Converting prefixes and suffixes
When a single token can be composed of two distinct entities, a CONVERT-type action can be used to separate and standardize both parts.
An example of this is in German addresses, where the suffix STRASSE can be concatenated onto the proper name of the street, such as HESSESTRASSE.
If a list of American addresses has a significant error rate, you might need to check for occurrences of dropped spaces such as in MAINSTREET. To handle cases such as these, you can use the CONVERT_P or CONVERT_PL action to examine the token for a prefix and CONVERT_S for a suffix.
Like CONVERT_P, the CONVERT_PL action examines the token for a prefix. However, CONVERT_P takes the first prefix that matches a value in the lookup table and CONVERT_PL takes the longest prefix that matches.
For example, assume that a lookup table contains entries for NORTH and NORTHWEST. For the token NORTHWESTPOINT, the CONVERT_P action takes the prefix NORTH and the CONVERT_PL action takes the prefix NORTHWEST.
CONVERT_P, CONVERT_PL, and CONVERT_S use almost the same syntax as CONVERT. The first difference is that you must use a lookup table with these actions. The second difference is that you have an optional fifth argument.

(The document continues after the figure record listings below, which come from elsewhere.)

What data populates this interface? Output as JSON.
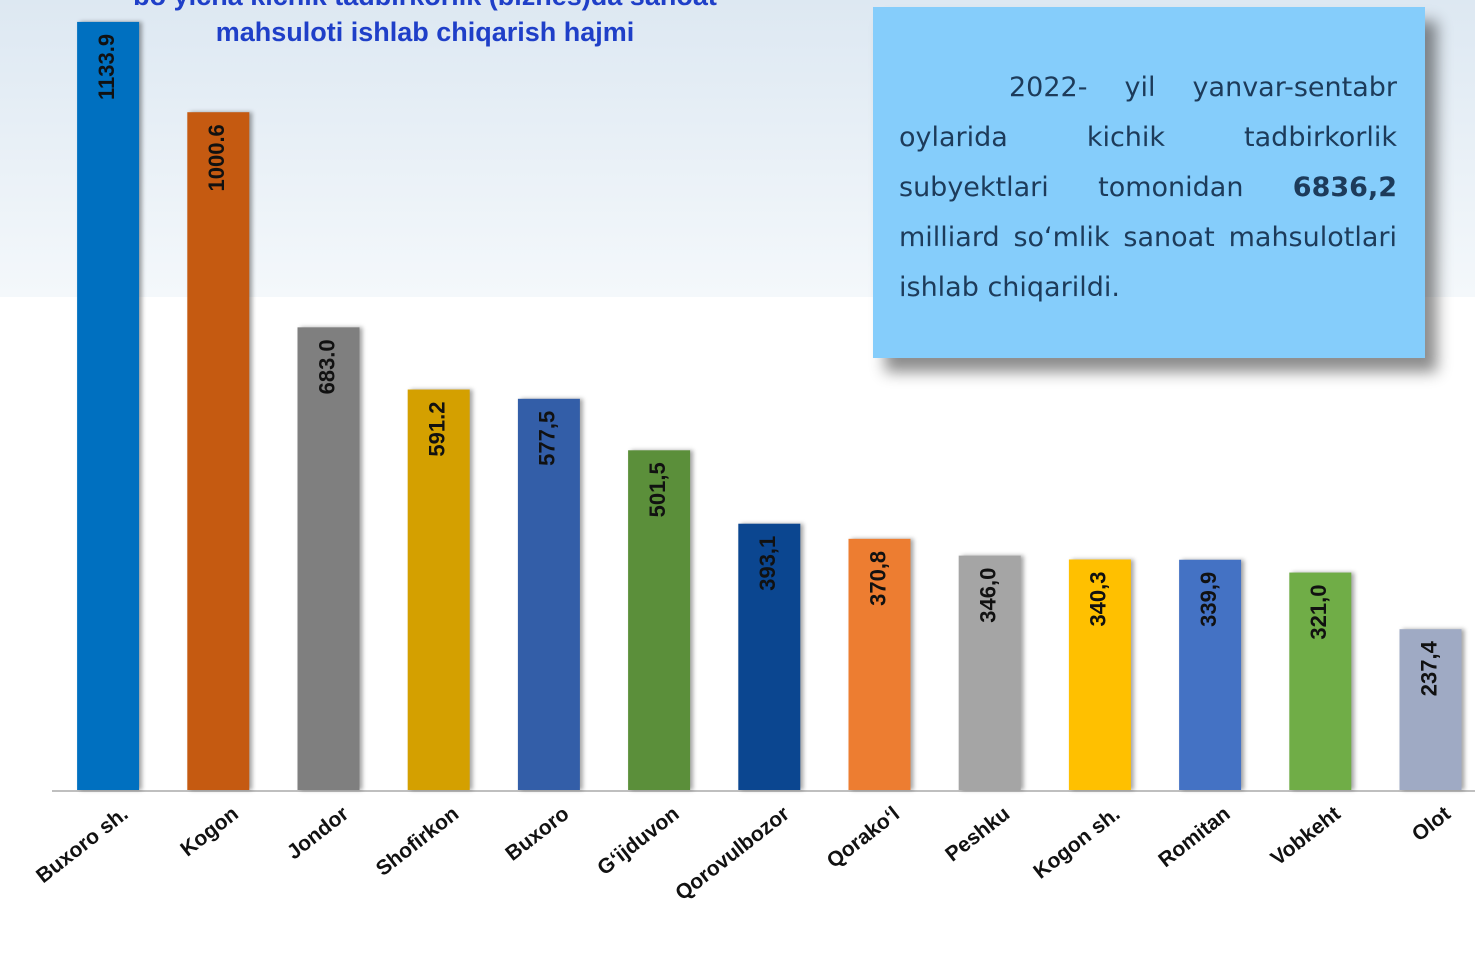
{
  "chart_data": {
    "type": "bar",
    "title": [
      "bo‘yicha kichik tadbirkorlik (biznes)da sanoat",
      "mahsuloti ishlab chiqarish hajmi"
    ],
    "categories": [
      "Buxoro sh.",
      "Kogon",
      "Jondor",
      "Shofirkon",
      "Buxoro",
      "G‘ijduvon",
      "Qorovulbozor",
      "Qorako‘l",
      "Peshku",
      "Kogon sh.",
      "Romitan",
      "Vobkeht",
      "Olot"
    ],
    "values": [
      1133.9,
      1000.6,
      683.0,
      591.2,
      577.5,
      501.5,
      393.1,
      370.8,
      346.0,
      340.3,
      339.9,
      321.0,
      237.4
    ],
    "value_labels": [
      "1133.9",
      "1000.6",
      "683.0",
      "591.2",
      "577,5",
      "501,5",
      "393,1",
      "370,8",
      "346,0",
      "340,3",
      "339,9",
      "321,0",
      "237,4"
    ],
    "colors": [
      "#0070c0",
      "#c55a11",
      "#7f7f7f",
      "#d4a000",
      "#335ea8",
      "#5b8f3a",
      "#0b4690",
      "#ed7d31",
      "#a5a5a5",
      "#ffc000",
      "#4472c4",
      "#70ad47",
      "#9faac4"
    ],
    "ylim": [
      0,
      1150
    ],
    "annotation": {
      "before": "2022- yil yanvar-sentabr oylarida kichik tadbirkorlik subyektlari tomonidan ",
      "highlight": "6836,2",
      "after": " milliard so‘mlik sanoat mahsulotlari ishlab chiqarildi."
    }
  }
}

CONVERT_P source @table_name TKN | TEMP retype1 retype2
CONVERT_PL source @table_name TKN | TEMP retype1 retype2
CONVERT_S source @table_name TKN | TEMP retype1 retype2
Argument | Description |
---|---|
source | Can be either an operand, a dictionary field, or a user variable. |
retype1 | Refers to the token class that you want assigned to the prefix with a CONVERT_P or CONVERT_PL action or the suffix with a CONVERT_S. This argument is optional. |
retype2 | Refers to the token class that you assigned to the remainder of the token after the conversion, if the source is an operand. |